[LBo] Mishap with grub-reboot
Anita Lewis
a.lewis at linuxbasics.org
Fri Jan 5 01:15:13 CET 2007
I tried something and got my fingers burned. I don't know why, but here
is what happened.
I found the command 'grub-reboot' and read the manpage and decided to
try it. The idea was to run it with the stanza in grub that I wanted to
reboot into. I put '2' in because I had Windows as my second stanza. I
forgot that it should be '1' but when the menu came up and I saw that I
wasn't getting Windows, I selected it and that was that.
Then I rebooted thinking I would go into Ubuntu. Not so. I got:
Error 18: Selected cylinder exceeds maximum supported by BIOS
I also got it with a few other choices, but with the single user mode, I
got booted. Over and over I tried. I examined menu.lst to see how that
looked. I deleted quiet and splash and anything strange looking. Still,
no way in except single user and then exit into multi-user.

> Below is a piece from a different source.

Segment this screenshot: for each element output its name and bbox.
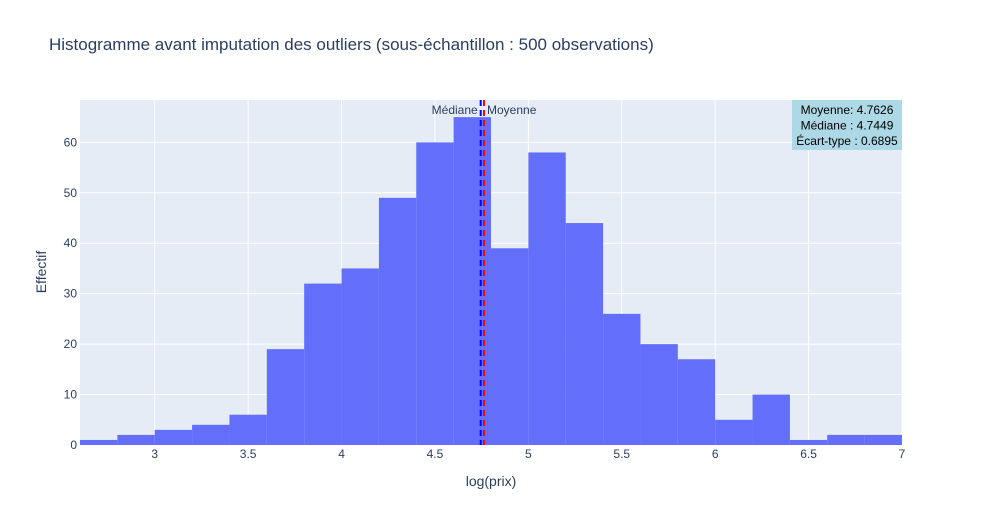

Finally I tried running 'grub-set-default 0' and I was able to boot
normally.
Prior to using the grub-reboot command, I looked at /boot/grub/default
and it was a normal text file which said not to edit directly. When I
was having the problem, I found it was a binary file. After the fix, it
still says it is binary, but I can open it in vi and there is only a
small weird character in it, but it has 0 as the first character. I see
the notice not to edit it.
So that is my story. It looks like grub-reboot is not all that safe to
run, although perhaps it would not have caused the problem if I had used
'1' instead of '2'. Stanza 3 (grub 2) is a working boot option; so I
don't know why that would be an issue. Perhaps it had to do with my
interrupting and booting into something else. I have no idea. Just
thought I'd let you know in case you see the command and want to try it.
Be prepared to use that single-user safe mode and to run
grub-set-default if you get the same issue I did.